Türkiye’nin 2008 yılı ihracatı 150 milyar doları bulabilir. Ancak 2009 yılında ihracat performansını etkileyen birçok yeni değişiklik oluyor. Birincisi ve başta, kurun seviyesi değişti. Kurun bu düzeylerde kalacağını beklemek kolay değil.
Ancak şu çalkantılı döneme göre yüzde 15’den daha fazla değer kazanacağı da beklenmemeli. Yani euro-dolar paritesinin 1.40 gibi bir düzeyde denge bulduğunu varsayarsak euro 1.80 YTL olur, dolar da 1.28 YTL.
İkincisi, Türkiye’de giderek belirgin hale gelen bir durgunluk yaşanıyor. Hem iç piyasaya, hem de dış piyasaya üretim yapan üreticiler ihracata daha fazla ağırlık vereceklerdir. Bu da ikinci olumlu gelişme olacaktır. Kaldı ki, başta enerji olmak üzere hızla gerileyen girdi fiyatları ihracatçıya nefes aldıracaktır. Bu ikisi fiyat ve talep yönünden ihracatçının avantaj ve fırsatını oluşturuyor.
Dolar zorlayacak
Bununla beraber, iki başka gelişme olacaktır ki, ihracatçının işini zorlaştıracaktır. Doların euro’ya karşı değer kazanması ihracatçıyı zora sokacaktır. Yine dünyada büyümenin ve talebin hızla gevşemesi ihracatçının işini çok zorlaştıracaktır. Çünkü fiyatları uygun olsa da alıcı bulamayacaktır. İhracatını bölgesel olarak ne denli çeşitlendirirse çeşitlendirsin, bundan kaçışı pek görülmemektedir.

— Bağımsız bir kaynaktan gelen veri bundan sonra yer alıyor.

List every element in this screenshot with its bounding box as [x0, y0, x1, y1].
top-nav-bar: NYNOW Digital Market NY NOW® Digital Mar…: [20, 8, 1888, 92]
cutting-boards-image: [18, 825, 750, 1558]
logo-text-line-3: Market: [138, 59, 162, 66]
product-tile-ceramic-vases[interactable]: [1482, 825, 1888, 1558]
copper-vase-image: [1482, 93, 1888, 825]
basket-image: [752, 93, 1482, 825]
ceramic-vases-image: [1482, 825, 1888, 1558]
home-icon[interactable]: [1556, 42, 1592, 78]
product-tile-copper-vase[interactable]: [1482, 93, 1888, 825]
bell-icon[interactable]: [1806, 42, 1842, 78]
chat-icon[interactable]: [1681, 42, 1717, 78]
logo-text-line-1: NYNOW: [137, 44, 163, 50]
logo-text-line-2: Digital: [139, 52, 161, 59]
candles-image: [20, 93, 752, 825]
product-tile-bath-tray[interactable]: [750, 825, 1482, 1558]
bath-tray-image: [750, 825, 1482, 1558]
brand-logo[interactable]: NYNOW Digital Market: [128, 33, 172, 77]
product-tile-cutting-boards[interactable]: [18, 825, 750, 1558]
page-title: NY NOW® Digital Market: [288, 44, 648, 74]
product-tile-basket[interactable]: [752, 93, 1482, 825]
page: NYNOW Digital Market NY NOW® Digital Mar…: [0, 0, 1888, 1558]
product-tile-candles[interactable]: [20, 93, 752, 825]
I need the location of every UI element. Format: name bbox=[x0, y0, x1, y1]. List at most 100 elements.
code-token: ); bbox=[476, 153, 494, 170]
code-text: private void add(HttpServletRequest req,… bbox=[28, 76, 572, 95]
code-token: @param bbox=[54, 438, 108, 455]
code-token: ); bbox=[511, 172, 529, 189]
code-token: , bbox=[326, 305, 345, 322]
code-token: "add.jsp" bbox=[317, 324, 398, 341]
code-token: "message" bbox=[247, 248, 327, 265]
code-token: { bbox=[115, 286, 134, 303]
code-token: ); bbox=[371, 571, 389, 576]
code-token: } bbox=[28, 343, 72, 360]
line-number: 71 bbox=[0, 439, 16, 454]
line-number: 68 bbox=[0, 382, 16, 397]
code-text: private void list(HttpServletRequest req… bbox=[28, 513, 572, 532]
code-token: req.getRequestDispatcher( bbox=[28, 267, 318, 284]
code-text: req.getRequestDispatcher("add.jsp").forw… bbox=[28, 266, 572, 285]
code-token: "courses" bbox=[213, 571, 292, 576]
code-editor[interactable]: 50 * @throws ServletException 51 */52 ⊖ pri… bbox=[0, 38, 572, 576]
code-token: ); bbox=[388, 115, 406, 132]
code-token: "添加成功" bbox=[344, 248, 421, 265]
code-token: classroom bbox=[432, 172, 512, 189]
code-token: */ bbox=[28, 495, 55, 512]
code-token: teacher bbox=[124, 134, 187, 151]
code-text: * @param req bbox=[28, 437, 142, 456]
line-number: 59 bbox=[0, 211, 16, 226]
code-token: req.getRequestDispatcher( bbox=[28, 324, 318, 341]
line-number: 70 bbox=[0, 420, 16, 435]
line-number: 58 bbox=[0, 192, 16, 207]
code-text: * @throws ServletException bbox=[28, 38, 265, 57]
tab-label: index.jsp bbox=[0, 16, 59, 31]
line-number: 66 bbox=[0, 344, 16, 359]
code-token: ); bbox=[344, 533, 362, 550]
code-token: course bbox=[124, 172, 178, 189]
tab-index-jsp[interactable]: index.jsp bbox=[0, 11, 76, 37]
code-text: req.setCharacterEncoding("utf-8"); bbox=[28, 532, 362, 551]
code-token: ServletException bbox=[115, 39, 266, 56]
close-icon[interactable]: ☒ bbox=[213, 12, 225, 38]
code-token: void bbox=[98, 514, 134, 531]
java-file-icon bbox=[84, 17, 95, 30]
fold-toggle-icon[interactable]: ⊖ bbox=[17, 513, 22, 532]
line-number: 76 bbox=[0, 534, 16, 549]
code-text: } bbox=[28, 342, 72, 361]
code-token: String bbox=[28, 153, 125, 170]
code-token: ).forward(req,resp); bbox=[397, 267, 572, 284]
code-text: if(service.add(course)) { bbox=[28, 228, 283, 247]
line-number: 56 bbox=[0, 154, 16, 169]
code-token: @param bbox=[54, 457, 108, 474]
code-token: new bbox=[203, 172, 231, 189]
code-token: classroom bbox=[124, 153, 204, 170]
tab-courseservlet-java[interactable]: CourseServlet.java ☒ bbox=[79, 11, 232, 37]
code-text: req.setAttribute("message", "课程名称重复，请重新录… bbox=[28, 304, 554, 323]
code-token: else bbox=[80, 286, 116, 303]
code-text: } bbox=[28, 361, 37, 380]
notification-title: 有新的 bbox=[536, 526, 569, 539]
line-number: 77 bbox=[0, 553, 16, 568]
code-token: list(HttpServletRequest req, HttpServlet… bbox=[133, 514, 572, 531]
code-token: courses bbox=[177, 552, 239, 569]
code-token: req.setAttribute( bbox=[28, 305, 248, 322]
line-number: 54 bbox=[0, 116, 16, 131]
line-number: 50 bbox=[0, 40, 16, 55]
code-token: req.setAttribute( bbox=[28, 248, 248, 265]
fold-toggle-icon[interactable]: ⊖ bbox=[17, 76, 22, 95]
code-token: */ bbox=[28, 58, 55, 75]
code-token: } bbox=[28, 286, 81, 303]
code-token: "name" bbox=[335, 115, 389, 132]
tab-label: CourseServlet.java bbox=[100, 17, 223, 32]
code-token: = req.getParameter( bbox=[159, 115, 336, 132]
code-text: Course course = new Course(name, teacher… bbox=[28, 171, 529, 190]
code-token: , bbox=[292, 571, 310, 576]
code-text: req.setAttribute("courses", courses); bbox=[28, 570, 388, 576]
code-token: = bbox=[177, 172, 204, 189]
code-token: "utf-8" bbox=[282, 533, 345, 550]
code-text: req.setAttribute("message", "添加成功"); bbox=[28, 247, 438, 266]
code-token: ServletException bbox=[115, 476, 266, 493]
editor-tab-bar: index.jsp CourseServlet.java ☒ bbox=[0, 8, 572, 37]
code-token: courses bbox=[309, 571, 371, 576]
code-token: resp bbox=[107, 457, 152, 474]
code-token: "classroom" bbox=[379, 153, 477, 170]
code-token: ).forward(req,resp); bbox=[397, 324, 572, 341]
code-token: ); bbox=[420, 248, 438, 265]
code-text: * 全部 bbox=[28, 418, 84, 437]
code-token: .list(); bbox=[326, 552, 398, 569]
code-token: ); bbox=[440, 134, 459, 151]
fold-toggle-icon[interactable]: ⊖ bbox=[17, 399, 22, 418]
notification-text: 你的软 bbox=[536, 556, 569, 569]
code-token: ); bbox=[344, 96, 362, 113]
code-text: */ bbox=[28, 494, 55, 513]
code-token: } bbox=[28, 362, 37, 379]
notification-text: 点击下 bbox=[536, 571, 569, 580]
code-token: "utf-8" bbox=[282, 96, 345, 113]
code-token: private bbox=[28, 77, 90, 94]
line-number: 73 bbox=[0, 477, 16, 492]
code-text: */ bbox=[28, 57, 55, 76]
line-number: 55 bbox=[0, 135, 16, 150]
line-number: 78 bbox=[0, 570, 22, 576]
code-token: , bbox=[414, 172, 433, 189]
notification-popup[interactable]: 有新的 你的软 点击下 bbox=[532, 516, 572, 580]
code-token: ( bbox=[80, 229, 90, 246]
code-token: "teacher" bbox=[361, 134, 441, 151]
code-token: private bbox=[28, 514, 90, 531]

Hele giderek ihracat içinde tekstilin liderliğini otomotiv kaptığı için küresel durgunlukta bir dayanıklı tüketim malı olan otomotiv sektörü çok sarsılacaktır. Euro’ya karşı dolar güçlendiği için hem rekabet gücü azalmaktadır, hem de toplam gelir düşmektedir.
Yüzde 67’si Avrupa’ya
Rakamlarda hata yapmamak gerek. Türkiye, ihracatının yüzde 67’sini Avrupa ülkelerine yapıyor. Karşılığında da genellikle euro alıyor. Şimdi euro düşünce bu veri de haliyle dolar bazında azalacaktır. ABD’de çok ciddi bir durgunluk bekleniyor ama Türkiye’nin ihracatının sadece yüzde 5’i Kuzey Amerika’ya.
Afrika’ya da o kadar. Ortadoğu’ya yüzde 14, diğer Asya’ya da yüzde 5. Kısacası, asıl bakılması gereken Avrupa pazarı. O pazarda daralmanın çok fazla olacağı, net bir küçülme olacağı şimdilik düşünülmüyor.
Gerek parite, gerek fiyat düşüşleriyle ortaya çıkacak olan ihracat düşüşü ise oldukça etkili olacaktır. Kurun yukarı gitmesi bunu büyük ölçüde telafi etmeye yetmeyecektir. Bu nedenle 2008 içinde 145, hatta belki de 150 milyar dolar olan ihracat 2009 yılında 113 milyar dolara düşecektir.
Peki, Türkiye’de son yıllarda hiç ihracat düşüşü yaşadık mı? Hayır. Bunun bedeli ise iç talepteki müthiş düşüş sürecinde durgunluğun daha da derinleşmesi ve dış açığın olumsuz yönde etkilenmesi olacaktır.